Flavor Release From Food Emulsions Varying in Their Composition in Fat and Proteins and Its Effect on Flavor Perception

Acceptability of food by consumers is highly governed by its flavor (aroma and taste) perception. As has been reviewed by many authors, flavor release depends on the physicochemical composition of the food matrix.1 The presence of proteins often causes a decrease in the volatility of aroma compounds that are able to form reversible or irreversible binding.2 The strength of the interactions is highly dependent on the nature of both the aroma and the protein.3 Fat has a significant effect on the partition of volatile compounds between the food and the air phase, and this effect is greater than that of proteins and thickeners.4 The volatility of aroma compounds in fat is highly dependent on the chain length and degree of nonsaturation of hydrocarbon chains.5 Fat reduction has an effect on flavor perception not only due to a lower aroma release but also due to a change in viscosity and/or tastant release.6

Food flavor, taste, and texture sensations are perceived over time during consumption, and intensity of flavor perception can change over time. The temperature of the product will, after time, equilibrate with the mouth temperature. Physical manipulations such as tongue movements, mastication, and salivary dilution will affect the product and its sensory characteristics over time.7 The classical methods of descriptive sensory analysis do not take into account this temporal dimension. For that purpose, dynamic methods such as time intensity were developed.8

This paper discusses a study on the influence of the nature of fat and protein added to model food emulsions, aroma release followed by solid-phase microextraction (SPME) measurements, and flavor perception followed by time-intensity sensory analysis.

Experimental

Preparation of the food model emulsions

Emulsions were composed of 3% milk proteins, 9% fat, and 0.5% emulsifier. Two fats were used: one partially hydrogenated palm (HP) kernel oil and an anhydrous milk fat (AMF), which was less polar. These fats were provided by Aarhus Oliefabrik A/S (Malmö, Sweden) and Lactalis industrie: Besnier-Bridel-Aliment (Bourgbarre, France), respectively. Two batches of protein were used, differing in their composition in whey proteins: a milk powder (MP) (0% fat) (Besnier-Bridel-Aliment), and a mixture of whey protein (WP) concentrate (Lacprodan DI 9224) and β-lactoglobulin (Protarmor 865, Armorproteine). 

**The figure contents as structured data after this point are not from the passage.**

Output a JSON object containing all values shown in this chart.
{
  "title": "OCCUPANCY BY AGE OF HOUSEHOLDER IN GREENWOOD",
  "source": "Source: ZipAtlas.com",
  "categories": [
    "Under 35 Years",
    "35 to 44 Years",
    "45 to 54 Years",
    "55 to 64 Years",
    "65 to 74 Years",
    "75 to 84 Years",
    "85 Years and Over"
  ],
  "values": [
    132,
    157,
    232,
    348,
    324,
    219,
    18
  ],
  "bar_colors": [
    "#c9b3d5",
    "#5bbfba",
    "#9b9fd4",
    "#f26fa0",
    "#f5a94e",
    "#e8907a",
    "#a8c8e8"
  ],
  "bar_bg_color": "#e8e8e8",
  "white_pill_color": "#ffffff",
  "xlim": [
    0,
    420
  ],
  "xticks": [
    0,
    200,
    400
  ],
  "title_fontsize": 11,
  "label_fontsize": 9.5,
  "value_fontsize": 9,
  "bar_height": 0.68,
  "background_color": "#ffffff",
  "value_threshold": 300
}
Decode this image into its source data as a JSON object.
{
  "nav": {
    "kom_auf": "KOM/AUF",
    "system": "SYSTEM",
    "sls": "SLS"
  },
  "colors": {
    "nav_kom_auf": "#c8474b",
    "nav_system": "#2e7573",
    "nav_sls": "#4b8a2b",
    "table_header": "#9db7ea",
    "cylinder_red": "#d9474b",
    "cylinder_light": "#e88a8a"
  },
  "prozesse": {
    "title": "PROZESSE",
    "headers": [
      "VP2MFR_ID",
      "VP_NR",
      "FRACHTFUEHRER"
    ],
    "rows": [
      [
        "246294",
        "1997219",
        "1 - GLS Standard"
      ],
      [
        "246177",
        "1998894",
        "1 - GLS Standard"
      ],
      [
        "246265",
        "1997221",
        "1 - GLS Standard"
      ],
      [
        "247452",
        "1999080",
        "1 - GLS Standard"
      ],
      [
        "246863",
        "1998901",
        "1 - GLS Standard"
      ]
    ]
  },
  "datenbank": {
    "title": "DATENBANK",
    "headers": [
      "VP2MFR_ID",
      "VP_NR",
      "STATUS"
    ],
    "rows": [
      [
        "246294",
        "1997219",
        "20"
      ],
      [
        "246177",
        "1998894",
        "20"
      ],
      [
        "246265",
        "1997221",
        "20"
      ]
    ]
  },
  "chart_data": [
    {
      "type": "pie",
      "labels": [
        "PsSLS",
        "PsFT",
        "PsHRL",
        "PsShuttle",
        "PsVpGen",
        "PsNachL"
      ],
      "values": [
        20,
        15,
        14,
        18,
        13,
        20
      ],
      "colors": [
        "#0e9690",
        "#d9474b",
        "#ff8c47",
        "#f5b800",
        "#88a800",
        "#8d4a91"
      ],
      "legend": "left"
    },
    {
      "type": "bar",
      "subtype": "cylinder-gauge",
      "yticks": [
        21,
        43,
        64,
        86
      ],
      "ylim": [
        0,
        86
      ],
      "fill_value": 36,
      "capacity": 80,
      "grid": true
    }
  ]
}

Table 1    -    Physicochemical and sensory parameters of aroma compounds

The model food emulsions were flavored with three aroma compounds that have different hydrophobicity, hexenol, diacetyl, and ethylhexanoate (Table 1), after dissolution in propylene glycol. These compounds were obtained from flavor suppliers (Food Ingredients Specialities [FIS], York, U.K.).

SPME coupled with GC-MS (SIM mode) analysis

  1. SPME sampling. Food model emulsions (5 g) were placed in 20-mL vials and allowed to equilibrate at different temperatures (10, 15, 20, and 25 °C). A 65-μm SPME fiber, polydimethyl siloxane/divinylbenzene (PDMS/DVB) (Supelco, Bellefonte, PA), was used for volatile compound sampling, using the methodology already described.3 Volatile compounds were desorbed by inserting the fiber into the GC injector, set at 250 °C for 10 min, 1 min for desorption (purge off), and 9 min for cleaning (purge on). All SPME operations were automated using an MPS2 multipurpose sampler (Gerstel Applications, Brielle, The Netherlands). Experiments were done in triplicate.
  2. GC-MSanalysis. An HP 6890 GC equipped with a split/splitless injector coupled with a 5970 mass selective detector (Hewlett Packard, Palo Alto, CA) was used. A DB-Wax fused-silica capillary column (50 m, 0.32 mm i.d., 1 μm film thickness) (J&W Scientific, Folsom, CA) was employed. The carrier gas was helium (35 cm/sec). GC oven heating was started at 50 °C, and was increased to 220 °C at a rate of 5 °C/min. The total analysis time was 39 min. The injector was constantly maintained at 250 °C. The mass spectrometer was operated in the mass range 29–300 at a scan rate of 1.89 sec/scan. Quantification was performed in selective ion monitoring (SIM) mode. The selected and specific ions were 43 for diacetyl, 101 for ethylhexanoate, and 82 for hexenol.